The entire scenario is retconned in one line when Hela declares the Gauntlet in Asgard to be a fake and knocks it off of its pedestal. Problem solved, right? But why did Odin keep a dummy glove in his basement? Was it a decoy? Did he think it was real? Or did he just pick it up at Comic-Con and think it really tied the room together? The world will never know… but at least that Tesseract was the real deal. And if leaked footage from Infinity War is any indication, it's probably in Thanos' meaty hands by now.

And what about the last, missing Infinity Gem, the Soul Stone? Could that possibly be Asgard's Eternal Flame, which Hela calls "true power"? We'll have to wait and see.

King Kirby

Old-school comic geeks could tell from Ragnarok's early trailers that the film would draw very heavily from the art style of Jack Kirby, one of Marvel's original architects and the original artist of Thor. A vast majority of the costume designs seen on Sakaar were based on Kirby's drawings of Celestials and other strange alien gods, but one thing was pulled directly from Kirby's comic pages: the enormous drawings on the walls of the Grandmaster's viewing chambers. The guy's got amazing taste.

And of course, nobody missed Thor's original creator, Stan Lee, as Sakaar's shaky-handed barber, right?

And speaking of Marvel's many creators, there's also cousin Carlo. He may be a bit of a throwaway character, and he's most definitely melted all over the Grandmaster's floor, but he was named after artist Carlo Pagulayan, who illustrated part of Marvel's Planet Hulk storyline, which served as the inspiration for much of Ragnarok.

Fear Itself

One of Marvel's other large story arcs in the past decade was Fear Itself, an event that hinged completely on Asgardian mythology—and a whole lot of mystical hammers falling to Earth and causing trouble, as falling mystical hammers will usually do. While the various Thor films have drawn heavily on the imagery from Marvel's comics, it looks like Dr. Strange himself does as well. As he's casting a spell to transport Thor and Loki to find Odin in Norway, the sparking symbols in front of his hands briefly form a tri-pointed, Norse-looking shape…the logo from Marvel's hammer-filled story arc.

Fake Thor

In what might be one of the most unexpected cameos in all of the MCU, we're treated to Matt Damon and Sam Neill as, well, actors, playing the parts of Loki and Odin respectively, in Loki-Odin's very own self-aggrandizing play. The actor playing Thor is a little harder to pin down, because he looks a lot like Chris Hemsworth. The reason for that is that he's played by another Hemsworth. Chris' bro Luke steps into the role, and although it's brief, it's a pretty cleverly cast, handsomely Hemsworthy Easter egg.

Straight from the pages

They might not be Easter eggs, but Ragnarok pays a lot of respect to Thor's comics origins in many subtle ways.
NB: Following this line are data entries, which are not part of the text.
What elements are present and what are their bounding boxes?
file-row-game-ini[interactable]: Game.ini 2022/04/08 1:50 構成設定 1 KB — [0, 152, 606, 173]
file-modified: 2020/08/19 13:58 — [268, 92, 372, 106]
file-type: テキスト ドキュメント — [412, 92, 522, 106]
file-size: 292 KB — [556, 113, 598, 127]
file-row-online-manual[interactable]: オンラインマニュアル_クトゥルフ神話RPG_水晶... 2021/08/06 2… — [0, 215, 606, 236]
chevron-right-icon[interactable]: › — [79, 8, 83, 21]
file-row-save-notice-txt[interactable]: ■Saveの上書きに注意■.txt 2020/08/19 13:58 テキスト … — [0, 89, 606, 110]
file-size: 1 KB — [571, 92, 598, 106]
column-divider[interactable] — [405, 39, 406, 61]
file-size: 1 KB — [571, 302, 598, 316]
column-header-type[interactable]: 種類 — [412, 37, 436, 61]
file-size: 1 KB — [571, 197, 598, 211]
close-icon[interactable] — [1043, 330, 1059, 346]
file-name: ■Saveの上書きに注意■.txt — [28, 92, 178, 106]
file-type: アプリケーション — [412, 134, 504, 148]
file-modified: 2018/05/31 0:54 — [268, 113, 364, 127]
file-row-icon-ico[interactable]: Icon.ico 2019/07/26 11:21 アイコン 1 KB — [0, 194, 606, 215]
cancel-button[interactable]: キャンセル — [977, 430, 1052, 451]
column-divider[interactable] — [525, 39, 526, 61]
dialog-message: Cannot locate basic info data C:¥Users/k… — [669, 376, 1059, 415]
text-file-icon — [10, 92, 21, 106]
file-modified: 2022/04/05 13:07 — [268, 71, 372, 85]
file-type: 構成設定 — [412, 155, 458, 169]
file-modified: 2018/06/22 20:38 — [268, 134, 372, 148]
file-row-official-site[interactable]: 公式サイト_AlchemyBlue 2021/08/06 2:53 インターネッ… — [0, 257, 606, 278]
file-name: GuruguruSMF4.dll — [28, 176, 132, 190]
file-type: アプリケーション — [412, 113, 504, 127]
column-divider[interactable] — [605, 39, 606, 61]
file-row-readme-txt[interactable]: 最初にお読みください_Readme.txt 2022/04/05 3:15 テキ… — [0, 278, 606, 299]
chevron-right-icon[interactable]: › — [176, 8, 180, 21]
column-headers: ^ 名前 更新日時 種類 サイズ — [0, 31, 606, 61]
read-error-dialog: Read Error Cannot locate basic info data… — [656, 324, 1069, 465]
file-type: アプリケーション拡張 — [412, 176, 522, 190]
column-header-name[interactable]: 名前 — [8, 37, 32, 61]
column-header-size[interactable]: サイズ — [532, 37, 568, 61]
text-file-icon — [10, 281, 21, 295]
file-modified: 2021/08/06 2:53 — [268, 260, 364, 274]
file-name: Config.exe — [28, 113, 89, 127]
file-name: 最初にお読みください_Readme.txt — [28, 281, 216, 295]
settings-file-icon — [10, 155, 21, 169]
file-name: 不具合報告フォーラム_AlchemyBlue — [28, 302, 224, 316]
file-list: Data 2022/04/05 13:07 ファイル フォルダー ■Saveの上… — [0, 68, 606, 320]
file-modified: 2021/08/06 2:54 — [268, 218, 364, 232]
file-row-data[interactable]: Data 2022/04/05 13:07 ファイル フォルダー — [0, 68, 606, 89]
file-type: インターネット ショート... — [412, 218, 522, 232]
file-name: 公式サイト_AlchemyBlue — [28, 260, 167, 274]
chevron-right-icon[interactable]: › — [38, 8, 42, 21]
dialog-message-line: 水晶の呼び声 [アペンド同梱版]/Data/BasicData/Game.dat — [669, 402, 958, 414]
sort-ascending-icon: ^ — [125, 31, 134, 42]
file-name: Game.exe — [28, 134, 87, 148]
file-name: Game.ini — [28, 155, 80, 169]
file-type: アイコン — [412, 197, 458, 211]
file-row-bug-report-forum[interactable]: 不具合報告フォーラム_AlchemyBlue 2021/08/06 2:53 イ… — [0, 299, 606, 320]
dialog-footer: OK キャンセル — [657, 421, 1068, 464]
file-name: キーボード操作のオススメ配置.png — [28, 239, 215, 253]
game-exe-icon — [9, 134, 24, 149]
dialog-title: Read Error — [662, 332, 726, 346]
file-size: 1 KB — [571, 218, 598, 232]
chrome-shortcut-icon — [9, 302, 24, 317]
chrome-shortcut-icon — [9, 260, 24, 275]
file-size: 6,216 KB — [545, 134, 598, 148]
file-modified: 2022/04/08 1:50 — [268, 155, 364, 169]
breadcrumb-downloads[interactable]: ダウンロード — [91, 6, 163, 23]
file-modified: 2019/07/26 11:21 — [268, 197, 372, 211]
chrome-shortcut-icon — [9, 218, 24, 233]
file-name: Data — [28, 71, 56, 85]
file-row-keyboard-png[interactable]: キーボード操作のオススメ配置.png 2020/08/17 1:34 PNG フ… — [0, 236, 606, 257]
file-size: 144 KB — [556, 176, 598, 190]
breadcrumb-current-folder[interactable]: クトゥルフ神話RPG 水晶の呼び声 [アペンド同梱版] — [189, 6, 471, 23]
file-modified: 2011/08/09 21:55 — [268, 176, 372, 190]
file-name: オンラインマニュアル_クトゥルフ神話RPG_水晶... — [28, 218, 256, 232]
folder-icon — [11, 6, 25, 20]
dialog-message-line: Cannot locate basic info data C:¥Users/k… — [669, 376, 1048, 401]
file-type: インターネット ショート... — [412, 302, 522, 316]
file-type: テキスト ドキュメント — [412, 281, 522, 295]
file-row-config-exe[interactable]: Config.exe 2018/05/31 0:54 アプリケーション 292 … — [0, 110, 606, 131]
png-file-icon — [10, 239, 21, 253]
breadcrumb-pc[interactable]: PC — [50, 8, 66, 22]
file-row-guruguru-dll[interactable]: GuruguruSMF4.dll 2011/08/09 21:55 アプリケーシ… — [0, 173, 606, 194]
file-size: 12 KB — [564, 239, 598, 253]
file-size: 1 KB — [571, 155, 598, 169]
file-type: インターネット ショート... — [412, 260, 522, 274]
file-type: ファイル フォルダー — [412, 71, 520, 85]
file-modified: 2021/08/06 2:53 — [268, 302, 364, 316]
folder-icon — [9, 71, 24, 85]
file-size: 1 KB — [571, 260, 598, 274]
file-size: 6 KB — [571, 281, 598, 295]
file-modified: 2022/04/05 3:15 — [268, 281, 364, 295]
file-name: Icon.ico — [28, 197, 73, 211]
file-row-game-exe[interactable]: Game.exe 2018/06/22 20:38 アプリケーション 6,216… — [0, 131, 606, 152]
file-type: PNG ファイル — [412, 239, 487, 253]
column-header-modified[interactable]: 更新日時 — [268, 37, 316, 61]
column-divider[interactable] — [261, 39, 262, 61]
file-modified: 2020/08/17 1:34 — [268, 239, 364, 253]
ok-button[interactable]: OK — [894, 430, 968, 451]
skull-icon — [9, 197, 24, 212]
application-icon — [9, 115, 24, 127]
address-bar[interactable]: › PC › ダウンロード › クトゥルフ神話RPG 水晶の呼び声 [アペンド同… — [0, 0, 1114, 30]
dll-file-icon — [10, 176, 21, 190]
Skurge, Hela's unwilling executioner, snagged both his axe and his favorite pair of guns, and just like his comic counterpart, died while protecting Asgard from Hela's legions of the undead, as in Thor #362.

Thor himself also takes a cue from his own earliest issues. While comics Thor once disguised himself as the enfeebled Donald Blake, MCU Thor is instantly recognizable, all of the time. But much like his comics counterpart, MCU Thor has the sense to disguise his mighty hammer while he's trying to fit in as a civilian on Earth; in the comics, he tapped it on the ground and it transformed into a walking stick. In Thor: Ragnarok, it's an umbrella. Close enough.